Tuesday, January 01, 2008

The long and the short of it is.......

life continues.....

Much has happened since my last post -- Christmas -- it was a good one

We went to California for my brothers memorial service. It was beautiful. His children were there -- they are an amazing trio those 3. I'd could go on and on about them but since I have yet to ask their permission to blog about them I'll just say this --- the three of them - well, 3 + 1 are amazing and loving and they fill my soul with pride. It is not a surprise that their father was SO PROUD of everything they did -- they stood united and provided him with a beautiful and moving memorial. I didn't speak at his service -- I couldn't I thought I might be able to but I just couldn't. I will cherish every single memory. I will hold them tight within my heart. I'll bring them out every once in a blue moon. I will pass them on to my niece and nephews and their future children.


The funeral home provided this great Hawaiian cloth pouch to house Rick's ashes -- his sunglasses perched atop the box. The card that is Rick on the front riding a wave --- if anything about this had to be perfect this was..Rick riding a wave -- perfect


.....My father came -- didn't speak one word to him -- I simply have nothing to say -- I have said my peace I have spoken the absolute truth it simply doesn't matter if he wants to hear it or not -- the truth is the truth and the truth stands alone. He didn't speak to my children watched them but didn't speak to them not that I expected him to. Brendan was afraid he would say something hurtful to him -- make him feel like crap again. That would NOT have happened. My kids were surrounded by love and protected by that same love -- 2 Great Aunties, Cousins by the trio (plus one) and various assorted 2nd cousins.I appreciate that he was there for Rick's children -- I appreciate that he was able to give Rick the respect in death that he was unable to give him in life. It doesn't change things but I think it may have meant something to Rick.
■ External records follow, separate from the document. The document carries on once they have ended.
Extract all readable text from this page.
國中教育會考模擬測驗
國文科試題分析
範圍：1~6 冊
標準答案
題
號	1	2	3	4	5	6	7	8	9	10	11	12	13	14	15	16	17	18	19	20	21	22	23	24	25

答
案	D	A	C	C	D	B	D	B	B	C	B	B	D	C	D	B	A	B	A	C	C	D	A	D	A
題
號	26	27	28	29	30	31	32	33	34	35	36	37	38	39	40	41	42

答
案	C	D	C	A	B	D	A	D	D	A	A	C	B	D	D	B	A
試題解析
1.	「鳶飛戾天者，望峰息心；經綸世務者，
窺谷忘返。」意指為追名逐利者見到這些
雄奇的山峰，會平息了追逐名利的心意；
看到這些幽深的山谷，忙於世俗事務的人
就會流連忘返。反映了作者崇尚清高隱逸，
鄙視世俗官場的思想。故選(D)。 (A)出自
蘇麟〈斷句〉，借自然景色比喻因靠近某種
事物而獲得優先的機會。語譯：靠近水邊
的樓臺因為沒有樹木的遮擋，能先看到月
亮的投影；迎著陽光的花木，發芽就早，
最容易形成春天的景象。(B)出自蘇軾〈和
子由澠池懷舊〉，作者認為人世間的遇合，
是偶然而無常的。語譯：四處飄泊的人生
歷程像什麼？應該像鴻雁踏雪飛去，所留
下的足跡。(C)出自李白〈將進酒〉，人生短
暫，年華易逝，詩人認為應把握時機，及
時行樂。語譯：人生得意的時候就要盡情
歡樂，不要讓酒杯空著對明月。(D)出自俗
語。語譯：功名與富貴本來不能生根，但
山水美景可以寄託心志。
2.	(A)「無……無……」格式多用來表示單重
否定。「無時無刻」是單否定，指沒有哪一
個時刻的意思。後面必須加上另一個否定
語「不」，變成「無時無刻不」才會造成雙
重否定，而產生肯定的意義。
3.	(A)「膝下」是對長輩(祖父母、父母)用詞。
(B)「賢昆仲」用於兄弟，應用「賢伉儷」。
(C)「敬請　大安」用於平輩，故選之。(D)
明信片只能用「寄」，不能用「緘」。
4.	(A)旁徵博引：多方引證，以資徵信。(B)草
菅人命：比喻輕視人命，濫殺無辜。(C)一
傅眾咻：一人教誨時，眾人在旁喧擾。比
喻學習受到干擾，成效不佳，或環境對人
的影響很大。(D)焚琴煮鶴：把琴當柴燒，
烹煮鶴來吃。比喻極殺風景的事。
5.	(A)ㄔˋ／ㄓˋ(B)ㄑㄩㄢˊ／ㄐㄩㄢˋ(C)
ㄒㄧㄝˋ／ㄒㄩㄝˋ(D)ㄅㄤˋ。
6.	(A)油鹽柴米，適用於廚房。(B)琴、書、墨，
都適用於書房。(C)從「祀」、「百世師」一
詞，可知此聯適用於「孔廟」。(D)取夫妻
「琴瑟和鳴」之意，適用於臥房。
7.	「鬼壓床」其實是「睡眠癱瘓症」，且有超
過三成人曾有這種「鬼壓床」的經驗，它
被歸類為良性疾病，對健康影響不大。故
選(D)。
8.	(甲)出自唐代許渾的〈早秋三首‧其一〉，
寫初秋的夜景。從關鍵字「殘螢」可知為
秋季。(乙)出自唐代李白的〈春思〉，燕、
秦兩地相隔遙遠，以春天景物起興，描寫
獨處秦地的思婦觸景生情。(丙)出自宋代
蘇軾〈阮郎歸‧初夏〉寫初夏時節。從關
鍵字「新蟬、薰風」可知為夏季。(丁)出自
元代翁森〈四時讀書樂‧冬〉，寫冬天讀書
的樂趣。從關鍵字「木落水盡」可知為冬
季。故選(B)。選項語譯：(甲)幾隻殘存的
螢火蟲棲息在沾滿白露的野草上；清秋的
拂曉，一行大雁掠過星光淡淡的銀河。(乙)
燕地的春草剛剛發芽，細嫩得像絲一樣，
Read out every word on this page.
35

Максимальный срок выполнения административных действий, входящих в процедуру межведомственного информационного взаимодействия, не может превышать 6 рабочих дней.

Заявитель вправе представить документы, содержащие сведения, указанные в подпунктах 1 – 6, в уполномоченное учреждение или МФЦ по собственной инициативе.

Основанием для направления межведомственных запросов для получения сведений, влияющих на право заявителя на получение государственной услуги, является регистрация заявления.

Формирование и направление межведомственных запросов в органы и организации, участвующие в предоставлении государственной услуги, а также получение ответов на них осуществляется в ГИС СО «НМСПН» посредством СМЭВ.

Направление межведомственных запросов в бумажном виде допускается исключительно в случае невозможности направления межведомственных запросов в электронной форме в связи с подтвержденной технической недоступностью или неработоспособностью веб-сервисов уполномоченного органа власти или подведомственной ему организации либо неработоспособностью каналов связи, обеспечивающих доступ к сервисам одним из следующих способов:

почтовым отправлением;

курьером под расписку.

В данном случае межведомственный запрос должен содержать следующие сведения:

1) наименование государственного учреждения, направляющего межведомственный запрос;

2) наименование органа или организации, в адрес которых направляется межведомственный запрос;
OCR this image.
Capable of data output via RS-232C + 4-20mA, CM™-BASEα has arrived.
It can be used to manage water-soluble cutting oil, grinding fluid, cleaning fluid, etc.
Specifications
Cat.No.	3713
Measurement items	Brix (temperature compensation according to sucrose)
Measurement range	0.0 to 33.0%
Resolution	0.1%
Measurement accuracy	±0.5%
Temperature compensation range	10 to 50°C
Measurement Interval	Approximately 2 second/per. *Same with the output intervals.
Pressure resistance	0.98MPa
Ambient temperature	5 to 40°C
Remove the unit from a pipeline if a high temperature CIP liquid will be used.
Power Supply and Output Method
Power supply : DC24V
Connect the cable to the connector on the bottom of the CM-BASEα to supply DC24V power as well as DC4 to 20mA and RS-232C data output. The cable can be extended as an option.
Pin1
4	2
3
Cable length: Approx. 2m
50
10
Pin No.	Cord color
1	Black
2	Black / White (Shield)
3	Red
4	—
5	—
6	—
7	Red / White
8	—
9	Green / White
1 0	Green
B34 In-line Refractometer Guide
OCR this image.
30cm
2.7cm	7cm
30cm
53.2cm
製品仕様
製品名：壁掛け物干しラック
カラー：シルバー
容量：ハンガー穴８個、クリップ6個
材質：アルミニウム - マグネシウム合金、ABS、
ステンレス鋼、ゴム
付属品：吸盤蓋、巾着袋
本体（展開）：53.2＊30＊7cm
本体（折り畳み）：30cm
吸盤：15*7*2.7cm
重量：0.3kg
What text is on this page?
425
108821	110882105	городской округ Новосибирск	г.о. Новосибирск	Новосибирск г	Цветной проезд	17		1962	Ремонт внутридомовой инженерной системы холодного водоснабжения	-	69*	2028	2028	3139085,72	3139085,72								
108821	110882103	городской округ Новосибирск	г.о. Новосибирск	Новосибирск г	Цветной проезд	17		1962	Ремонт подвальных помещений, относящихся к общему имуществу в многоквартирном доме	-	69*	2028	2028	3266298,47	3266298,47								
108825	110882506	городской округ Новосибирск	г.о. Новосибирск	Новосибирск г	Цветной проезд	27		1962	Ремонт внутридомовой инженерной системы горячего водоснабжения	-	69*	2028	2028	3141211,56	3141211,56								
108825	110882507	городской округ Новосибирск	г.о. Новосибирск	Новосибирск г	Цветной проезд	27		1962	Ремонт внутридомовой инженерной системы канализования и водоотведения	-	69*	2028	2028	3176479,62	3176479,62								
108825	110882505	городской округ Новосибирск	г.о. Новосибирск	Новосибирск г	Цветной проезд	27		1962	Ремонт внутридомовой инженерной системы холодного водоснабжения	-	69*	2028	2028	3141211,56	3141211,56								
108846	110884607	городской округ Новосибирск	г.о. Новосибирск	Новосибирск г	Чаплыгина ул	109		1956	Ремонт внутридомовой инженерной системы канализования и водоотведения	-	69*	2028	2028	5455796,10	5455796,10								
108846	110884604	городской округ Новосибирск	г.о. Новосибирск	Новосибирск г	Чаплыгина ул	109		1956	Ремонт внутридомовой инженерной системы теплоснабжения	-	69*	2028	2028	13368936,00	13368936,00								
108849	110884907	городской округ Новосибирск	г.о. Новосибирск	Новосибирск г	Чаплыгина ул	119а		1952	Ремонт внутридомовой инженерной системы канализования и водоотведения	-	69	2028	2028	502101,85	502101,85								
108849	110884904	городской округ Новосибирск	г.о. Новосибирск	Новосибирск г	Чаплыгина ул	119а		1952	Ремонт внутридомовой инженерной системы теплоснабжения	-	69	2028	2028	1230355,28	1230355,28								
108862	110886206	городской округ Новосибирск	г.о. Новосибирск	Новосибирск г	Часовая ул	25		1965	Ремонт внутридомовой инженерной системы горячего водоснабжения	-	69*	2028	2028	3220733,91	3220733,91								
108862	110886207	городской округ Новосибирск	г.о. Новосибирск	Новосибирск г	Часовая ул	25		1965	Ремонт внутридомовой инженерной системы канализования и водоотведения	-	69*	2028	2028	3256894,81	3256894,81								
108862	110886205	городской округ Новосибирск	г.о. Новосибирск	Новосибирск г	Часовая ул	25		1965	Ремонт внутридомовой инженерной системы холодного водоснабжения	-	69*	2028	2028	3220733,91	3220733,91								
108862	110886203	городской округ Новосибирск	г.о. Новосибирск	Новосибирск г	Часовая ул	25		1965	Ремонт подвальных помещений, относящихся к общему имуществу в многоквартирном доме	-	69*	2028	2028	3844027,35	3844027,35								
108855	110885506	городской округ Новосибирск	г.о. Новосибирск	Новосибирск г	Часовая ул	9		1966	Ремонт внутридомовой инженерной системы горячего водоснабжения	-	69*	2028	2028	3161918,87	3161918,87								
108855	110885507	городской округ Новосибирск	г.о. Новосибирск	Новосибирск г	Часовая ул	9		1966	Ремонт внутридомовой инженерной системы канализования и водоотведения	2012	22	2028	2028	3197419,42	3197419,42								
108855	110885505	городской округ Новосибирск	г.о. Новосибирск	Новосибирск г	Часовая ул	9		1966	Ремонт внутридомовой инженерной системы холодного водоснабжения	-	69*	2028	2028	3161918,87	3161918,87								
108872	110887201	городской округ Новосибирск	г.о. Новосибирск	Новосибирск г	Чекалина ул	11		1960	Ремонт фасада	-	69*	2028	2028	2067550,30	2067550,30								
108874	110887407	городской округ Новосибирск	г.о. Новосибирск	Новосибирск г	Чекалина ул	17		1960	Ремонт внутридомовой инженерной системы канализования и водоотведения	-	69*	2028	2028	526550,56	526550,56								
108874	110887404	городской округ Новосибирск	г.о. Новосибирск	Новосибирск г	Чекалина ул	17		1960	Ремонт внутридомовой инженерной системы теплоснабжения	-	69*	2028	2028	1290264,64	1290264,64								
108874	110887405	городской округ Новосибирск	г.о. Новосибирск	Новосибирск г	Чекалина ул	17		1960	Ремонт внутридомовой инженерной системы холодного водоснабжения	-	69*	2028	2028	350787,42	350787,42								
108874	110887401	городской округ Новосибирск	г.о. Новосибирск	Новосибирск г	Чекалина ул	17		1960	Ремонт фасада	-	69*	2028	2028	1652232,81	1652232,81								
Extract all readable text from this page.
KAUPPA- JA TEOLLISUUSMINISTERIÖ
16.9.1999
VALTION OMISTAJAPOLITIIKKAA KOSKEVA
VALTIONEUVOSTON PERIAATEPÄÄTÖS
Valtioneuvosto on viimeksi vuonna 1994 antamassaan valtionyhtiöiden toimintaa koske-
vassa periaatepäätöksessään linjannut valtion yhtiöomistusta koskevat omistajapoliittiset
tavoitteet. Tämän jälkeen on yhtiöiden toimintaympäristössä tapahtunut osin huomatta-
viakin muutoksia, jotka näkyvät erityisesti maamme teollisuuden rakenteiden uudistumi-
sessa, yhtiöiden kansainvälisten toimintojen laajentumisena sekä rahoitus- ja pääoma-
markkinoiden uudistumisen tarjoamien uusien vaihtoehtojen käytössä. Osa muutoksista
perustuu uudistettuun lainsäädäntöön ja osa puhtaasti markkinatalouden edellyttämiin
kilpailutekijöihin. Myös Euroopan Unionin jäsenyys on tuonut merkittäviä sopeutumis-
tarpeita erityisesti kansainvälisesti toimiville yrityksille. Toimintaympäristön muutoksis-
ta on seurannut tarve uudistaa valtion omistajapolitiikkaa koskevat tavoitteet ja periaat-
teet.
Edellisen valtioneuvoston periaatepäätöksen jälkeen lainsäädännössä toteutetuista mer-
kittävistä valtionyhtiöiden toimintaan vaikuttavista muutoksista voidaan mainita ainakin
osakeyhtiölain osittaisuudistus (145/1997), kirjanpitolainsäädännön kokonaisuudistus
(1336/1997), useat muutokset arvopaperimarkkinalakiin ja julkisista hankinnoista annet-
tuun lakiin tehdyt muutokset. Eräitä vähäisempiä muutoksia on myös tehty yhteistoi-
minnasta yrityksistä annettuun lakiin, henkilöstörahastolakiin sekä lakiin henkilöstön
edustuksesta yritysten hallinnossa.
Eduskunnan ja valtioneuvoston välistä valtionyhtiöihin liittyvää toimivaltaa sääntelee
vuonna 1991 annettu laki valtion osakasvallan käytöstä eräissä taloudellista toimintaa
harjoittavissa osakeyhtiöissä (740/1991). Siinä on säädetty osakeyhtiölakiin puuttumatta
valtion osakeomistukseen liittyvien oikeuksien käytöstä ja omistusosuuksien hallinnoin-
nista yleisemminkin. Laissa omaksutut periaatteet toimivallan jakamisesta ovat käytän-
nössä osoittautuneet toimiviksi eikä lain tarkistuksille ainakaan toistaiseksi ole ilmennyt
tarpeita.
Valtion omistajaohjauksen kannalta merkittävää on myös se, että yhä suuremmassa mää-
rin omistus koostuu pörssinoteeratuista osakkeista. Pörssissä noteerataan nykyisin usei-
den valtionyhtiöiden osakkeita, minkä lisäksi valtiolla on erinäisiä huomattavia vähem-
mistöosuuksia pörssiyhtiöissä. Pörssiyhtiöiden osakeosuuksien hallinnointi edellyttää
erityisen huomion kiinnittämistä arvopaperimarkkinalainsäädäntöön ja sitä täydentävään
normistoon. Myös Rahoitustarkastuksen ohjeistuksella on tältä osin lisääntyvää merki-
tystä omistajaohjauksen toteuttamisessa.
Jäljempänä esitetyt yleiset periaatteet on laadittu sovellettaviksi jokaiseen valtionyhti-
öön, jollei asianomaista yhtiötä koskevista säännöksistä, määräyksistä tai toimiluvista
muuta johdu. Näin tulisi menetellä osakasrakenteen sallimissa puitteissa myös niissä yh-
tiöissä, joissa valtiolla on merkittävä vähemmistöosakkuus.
My children did great. Brendan was very sad -- he was also torn as he doesn't really remember Rick just phone calls. He is sad that he won't have the chance to have his Uncle Rick to teach him to surf as they had talked about. He is sad that Rick won't be able to take him out spear fishing. He is sad that he won't be able to hug his uncle. He is glad that he was able to tell Rick that he loved him. He is so sensitive that boy of mine!!! Whitlee met her partner in crime:) Key is about 15 hours older than Whit -- she is the daughter of my cousin -- adorable simply adorable!!! They are 2 girls cut from the same bolt of fun!!!!

We are back and I am trying to get back in the "groove" --- school starts on Thursday --- lots of laundry to do --- sadness simply invades my being -- I miss him desperately -- I miss that the phone will no longer ring and a voice will say"Hey, little sister". I suppose it will get easier -- that's what they tell me "It will get easier" We shall see.

Happy New Year!!!! May 2008 be better than 2007.

2 comments:

Anonymous said...

First of all Penny, I have to say that I love the sunglasses. I'm so sorry that your Christmas had to be sidetracked (for lack of a better word) by that kind of pain. It will get better but it might take more time than you know....and then the sadness creeps back on you at certain times for certain reasons. Maybe this is what being human is about....It really sucks sometimes, but we just have to walk it through day by day. Brendan is such a little man. We never want our kids to experience the pain huh? They are always too young. Remember I am here for you. E-mail me if you don't have my number. I stay up late and go to bed early, and I do miss you so.

Pamela said...

I'm so sorry you had such a sad end to your year.
I hope that your 2008 is better.
From experience, the pain and sadness fade but they are always there. Sometimes stronger than other times. The pain and sadness never really go away.